In late afternoon, Merda came across a brown beer bottle lying in the mud like a signal from civilization. He knew now that he was saved. How far can somebody throw a beer bottle—10 metres? That meant it must be only that far to the road. You can go another 10 metres, he told himself.
He did, and when he exited the thorns he was staggering alongside the road near the turnaround spot for the boat ramp. On the other side of a wire fence, a man stood beside a red car.
“Hey! Hey!” Merda yelled. The man stared in disbelief at the stranger, naked save for the blood and mud that covered his body. “What are you doing back there?” he said.
“A gator got me!” Merda answered, waving his stump. “You got any water?”
“Holy … ! I don’t have any water, but I’ll get you some, for sure.”
The fence was the final obstacle between him and civilization. Merda had had enough.

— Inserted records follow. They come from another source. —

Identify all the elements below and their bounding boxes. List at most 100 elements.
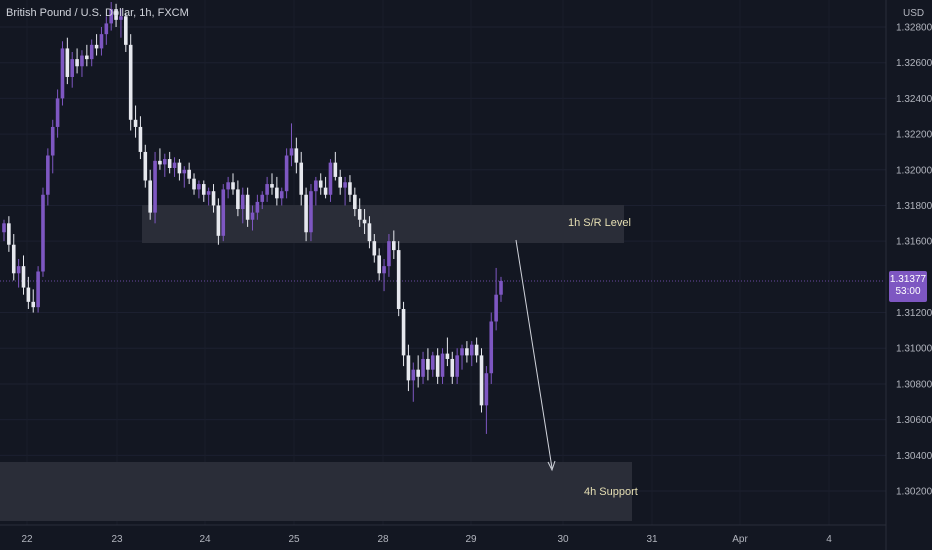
candle-body	[494, 294, 498, 322]
candle-body	[240, 194, 245, 210]
candle-body	[357, 209, 362, 220]
candle-body	[206, 191, 211, 195]
candle-body	[372, 241, 377, 256]
x-tick-label: Apr	[732, 534, 748, 545]
candle-body	[114, 9, 118, 20]
candle-body	[99, 34, 104, 49]
candle-body	[275, 187, 279, 199]
last-price-tag: 1.31377 53:00	[889, 271, 927, 302]
y-tick-label: 1.30200	[896, 487, 932, 498]
candle-body	[469, 344, 474, 356]
candle-body	[148, 180, 152, 213]
candle-body	[499, 280, 503, 295]
candle-body	[70, 59, 75, 77]
candle-body	[31, 301, 36, 308]
candle-body	[153, 160, 157, 213]
candle-body	[484, 373, 489, 406]
candle-body	[109, 9, 113, 24]
candle-body	[41, 194, 45, 272]
candle-body	[382, 266, 386, 274]
candle-body	[124, 16, 128, 45]
candle-body	[348, 182, 352, 195]
candle-body	[421, 358, 425, 377]
y-tick-label: 1.32400	[896, 94, 932, 105]
candle-body	[435, 355, 440, 377]
candle-body	[426, 358, 430, 370]
price-axis[interactable]: 1.32800 1.32600 1.32400 1.32200 1.32000 1.318…	[896, 23, 932, 498]
y-tick-label: 1.30400	[896, 451, 932, 462]
y-tick-label: 1.32200	[896, 130, 932, 141]
candle-body	[328, 162, 333, 195]
candle-body	[231, 182, 235, 190]
candle-body	[138, 126, 143, 152]
x-tick-label: 31	[646, 534, 658, 545]
candle-body	[50, 126, 55, 156]
candle-body	[104, 23, 109, 35]
x-tick-label: 28	[377, 534, 389, 545]
y-tick-label: 1.31000	[896, 344, 932, 355]
candle-body	[11, 244, 16, 274]
candle-body	[158, 160, 162, 165]
candle-body	[177, 162, 182, 174]
candle-body	[294, 148, 299, 163]
candle-body	[260, 194, 265, 202]
x-tick-label: 30	[557, 534, 569, 545]
y-tick-label: 1.32600	[896, 58, 932, 69]
candle-body	[265, 184, 269, 195]
last-price-countdown: 53:00	[895, 286, 921, 297]
candle-body	[80, 55, 84, 67]
candle-body	[279, 191, 284, 199]
candle-body	[187, 169, 191, 179]
candle-body	[465, 348, 469, 356]
x-tick-label: 29	[465, 534, 477, 545]
candle-body	[411, 369, 416, 381]
candle-body	[387, 241, 391, 267]
candle-body	[143, 151, 148, 181]
candle-body	[250, 212, 255, 220]
candle-body	[416, 369, 420, 377]
y-tick-label: 1.32000	[896, 165, 932, 176]
candle-body	[343, 182, 347, 188]
candle-body	[396, 250, 401, 309]
candle-body	[211, 191, 216, 206]
candle-body	[94, 44, 99, 49]
candle-body	[192, 178, 196, 190]
x-tick-label: 25	[288, 534, 300, 545]
candle-body	[133, 119, 138, 127]
last-price-value: 1.31377	[889, 274, 927, 285]
candle-body	[289, 148, 294, 156]
candle-body	[479, 355, 484, 406]
x-tick-label: 24	[199, 534, 211, 545]
candle-body	[489, 321, 494, 374]
candle-body	[392, 241, 396, 251]
candle-body	[7, 223, 11, 245]
time-axis[interactable]: 22 23 24 25 28 29 30 31 Apr 4	[21, 534, 832, 545]
y-tick-label: 1.31600	[896, 237, 932, 248]
currency-label: USD	[903, 8, 925, 19]
candle-body	[162, 159, 167, 165]
resistance-zone-label: 1h S/R Level	[568, 217, 631, 229]
candle-body	[323, 187, 328, 195]
candle-body	[460, 348, 464, 356]
candle-body	[172, 162, 177, 168]
candle-body	[60, 48, 65, 99]
candle-body	[167, 159, 172, 168]
support-zone	[0, 462, 632, 521]
candle-body	[284, 155, 289, 192]
candles	[2, 2, 503, 434]
candle-body	[338, 176, 343, 188]
x-tick-label: 4	[826, 534, 832, 545]
candle-body	[353, 194, 357, 210]
candle-body	[221, 189, 226, 236]
candle-body	[450, 358, 455, 377]
chart-title: British Pound / U.S. Dollar, 1h, FXCM	[6, 7, 189, 19]
y-tick-label: 1.30800	[896, 379, 932, 390]
candle-body	[367, 223, 372, 242]
candle-body	[46, 155, 50, 195]
candle-body	[333, 162, 338, 177]
candle-body	[474, 344, 479, 356]
candle-body	[245, 194, 250, 220]
candle-body	[255, 201, 260, 213]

He lay down in the weeds on the swamp side of the divider and waited for the emergency workers, who would cut the fence and carry him over to the helicopter that would whisk him away to the rest of his life.
Merda spent nearly three weeks in a Sarasota hospital. His wound had become infected in the swamp, so surgeons removed considerably more than the alligator had taken, leaving him with only about half of his upper arm. It’s incredible that he didn’t bleed to death—a miracle, Merda says.
He ate like a machine in the hospital, and sent a buddy out for one meal not on the kitchen’s menu: crunchy fried alligator nuggets.
On his release, he tried to return to work. “I can still do it,” he says, “but with one hand it’s slow.” It wasn’t practical to take up his old trade. So now he’s casting about for some way to make a living while sharing the things he’s learned. Consult? Teach? Write a children’s book? Take up public speaking? Become a comedian?
He says he wants to inspire people to think, “If a skinny dude from Sarasota can fight a gator and survive, why am I afraid to open my own business, go to college or get a contractor’s license?”
The road ahead won’t be easy. Then again, that was part of the deal with God. Sometimes he feels at a loss, as if his dreams sound too ambitious, too ridiculous. But, says Merda with the wisdom of a man who has done battle with the divine, “It sounded pretty ridiculous that I was going to make it out of that swamp alive, too.”